What Mattis described as a change in tactics, did not amount to a whole new strategy, but rather a major refinement of the old strategy, says retired Col. Steve Warren, a former Pentagon spokesman who is now a CNN contributor.

"It was enough of a refinement that I believe it did make a difference in the speed with which we were able to finish off ISIS in Iraq, but they were doomed anyway," Warren said. "I think they took a good strategy and they improved it.

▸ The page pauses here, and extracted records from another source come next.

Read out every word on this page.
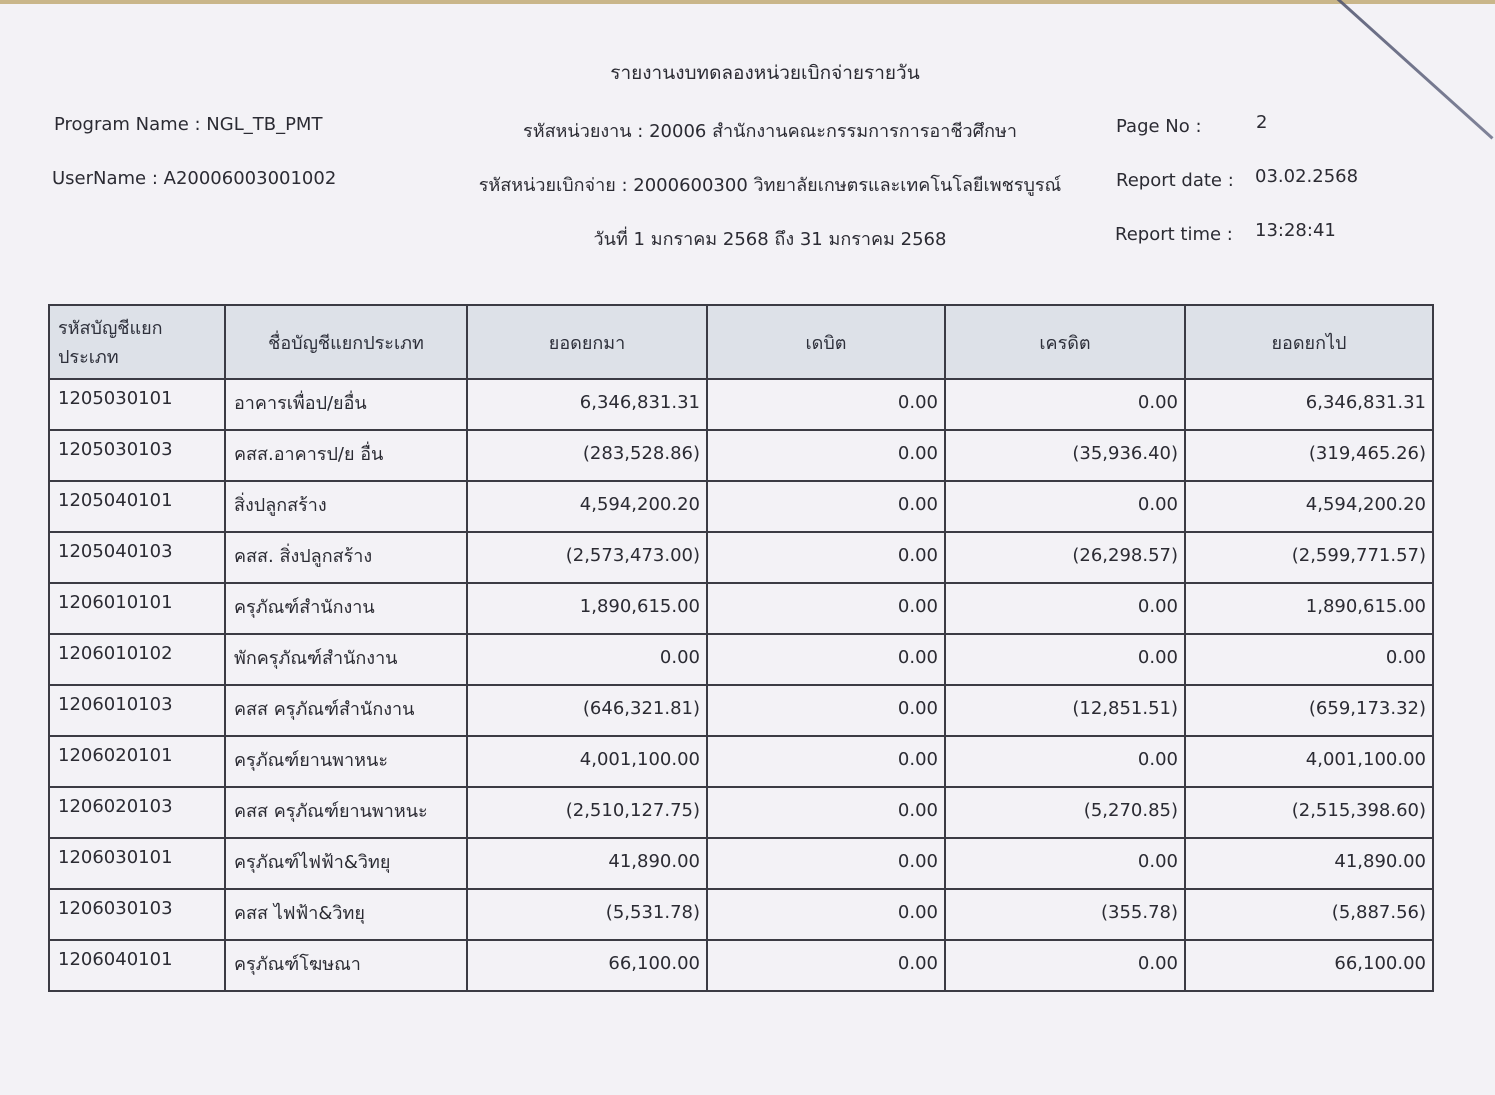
รายงานงบทดลองหน่วยเบิกจ่ายรายวัน
Program Name : NGL_TB_PMT
UserName : A20006003001002
รหัสหน่วยงาน : 20006 สำนักงานคณะกรรมการการอาชีวศึกษา
รหัสหน่วยเบิกจ่าย : 2000600300 วิทยาลัยเกษตรและเทคโนโลยีเพชรบูรณ์
วันที่ 1 มกราคม 2568 ถึง 31 มกราคม 2568
Page No :	2
Report date : 03.02.2568
Report time : 13:28:41
รหัสบัญชีแยกประเภท	ชื่อบัญชีแยกประเภท	ยอดยกมา	เดบิต	เครดิต	ยอดยกไป
1205030101	อาคารเพื่อป/ยอื่น	6,346,831.31	0.00	0.00	6,346,831.31
1205030103	คสส.อาคารป/ย อื่น	(283,528.86)	0.00	(35,936.40)	(319,465.26)
1205040101	สิ่งปลูกสร้าง	4,594,200.20	0.00	0.00	4,594,200.20
1205040103	คสส. สิ่งปลูกสร้าง	(2,573,473.00)	0.00	(26,298.57)	(2,599,771.57)
1206010101	ครุภัณฑ์สำนักงาน	1,890,615.00	0.00	0.00	1,890,615.00
1206010102	พักครุภัณฑ์สำนักงาน	0.00	0.00	0.00	0.00
1206010103	คสส ครุภัณฑ์สำนักงาน	(646,321.81)	0.00	(12,851.51)	(659,173.32)
1206020101	ครุภัณฑ์ยานพาหนะ	4,001,100.00	0.00	0.00	4,001,100.00
1206020103	คสส ครุภัณฑ์ยานพาหนะ	(2,510,127.75)	0.00	(5,270.85)	(2,515,398.60)
1206030101	ครุภัณฑ์ไฟฟ้า&วิทยุ	41,890.00	0.00	0.00	41,890.00
1206030103	คสส ไฟฟ้า&วิทยุ	(5,531.78)	0.00	(355.78)	(5,887.56)
1206040101	ครุภัณฑ์โฆษณา	66,100.00	0.00	0.00	66,100.00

They made it better."

One former senior military commander in the region, who spoke on condition of anonymity, argues the changes were subtle, but had a profound impact.

It's true, he said, that no new strategy was put in place, but he called the "tweaks" to the old strategy "very good ones in terms of instituting more realistic rules of engagement, and greater delegation of engagement authority."

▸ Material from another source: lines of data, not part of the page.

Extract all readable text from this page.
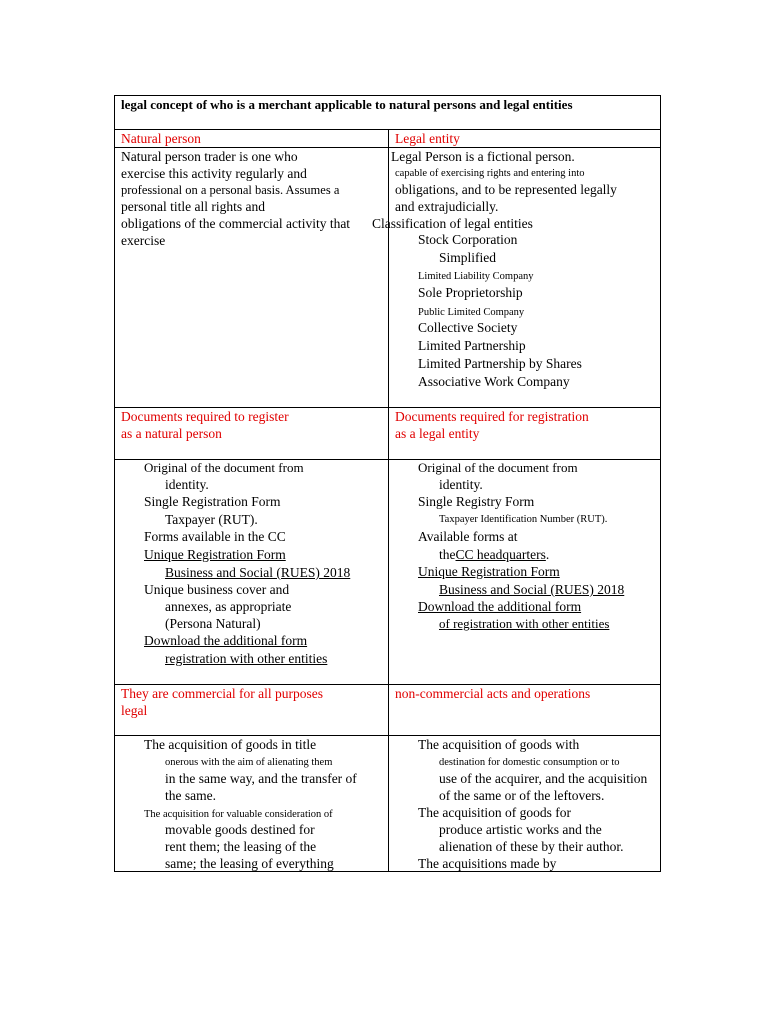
legal concept of who is a merchant applicable to natural persons and legal entities
Natural person	Legal entity
Natural person trader is one who
exercise this activity regularly and
professional on a personal basis. Assumes a
personal title all rights and
obligations of the commercial activity that
exercise
Legal Person is a fictional person.
capable of exercising rights and entering into
obligations, and to be represented legally
and extrajudicially.
Classification of legal entities
Stock Corporation
Simplified
Limited Liability Company
Sole Proprietorship
Public Limited Company
Collective Society
Limited Partnership
Limited Partnership by Shares
Associative Work Company
Documents required to register
as a natural person
Documents required for registration
as a legal entity
Original of the document from
identity.
Single Registration Form
Taxpayer (RUT).
Forms available in the CC
Unique Registration Form
Business and Social (RUES) 2018
Unique business cover and
annexes, as appropriate
(Persona Natural)
Download the additional form
registration with other entities
Original of the document from
identity.
Single Registry Form
Taxpayer Identification Number (RUT).
Available forms at
theCC headquarters.
Unique Registration Form
Business and Social (RUES) 2018
Download the additional form
of registration with other entities
They are commercial for all purposes
legal
non-commercial acts and operations
The acquisition of goods in title
onerous with the aim of alienating them
in the same way, and the transfer of
the same.
The acquisition for valuable consideration of
movable goods destined for
rent them; the leasing of the
same; the leasing of everything
The acquisition of goods with
destination for domestic consumption or to
use of the acquirer, and the acquisition
of the same or of the leftovers.
The acquisition of goods for
produce artistic works and the
alienation of these by their author.
The acquisitions made by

"The Obama administration had centralized tactical level decision-making in the White House to the degree that it was just as bad, if not worse, than during the Johnson administration,

à la ‘They can't bomb an outhouse in Vietnam without my permission,' " the former commander said. "The adjustments made by the Trump administration were and are welcome by the warfighters."

"The most important thing is that he gave ground commanders the flexibility they needed to fight each battle in such a way that it was more effectively fought," Warren said.

Warren, who did a tour in Iraq as the chief U.S. military spokesman in Baghdad, said Mattis' other change — insisting the Iraqis surround and annihilate ISIS instead of allowing them to run away and fight another day — also made a significant difference.

"I think the Iraqis would have been more than happy to keep on going with their ‘surround it three-quarters of the way, and leave them a way out,' because that really is their way of war," Warren said. "When Mattis got on board that was just not OK with him, and he really pushed the Iraqis to employ the annihilation technique."

The former U.S. commander criticized Obama for what he called a "gradualistic approach" with "minimal U.S. military commitment," intended to take years not months to accomplish.

So, does the Trump team get credit for doing what Obama's did not?

"They can't take credit for defeating ISIS, no," Warren argued. "They can share credit certainly, and I think they can take credit for successfully speeding up the campaign."

But it is clear the military favored the Trump approach, as evidenced by the parting comments of Lt. Gen. Stephen Townsend as he prepared to relinquish command of the counter-ISIS operation in August.

"We don't get second-guessed a lot. Our judgment here on the battlefield in the forward areas is trusted. And we don't get 20 questions with every action that happens on the battlefield and every action that we take," Townsend said. "I don't know of a commander in our armed forces that doesn't appreciate that."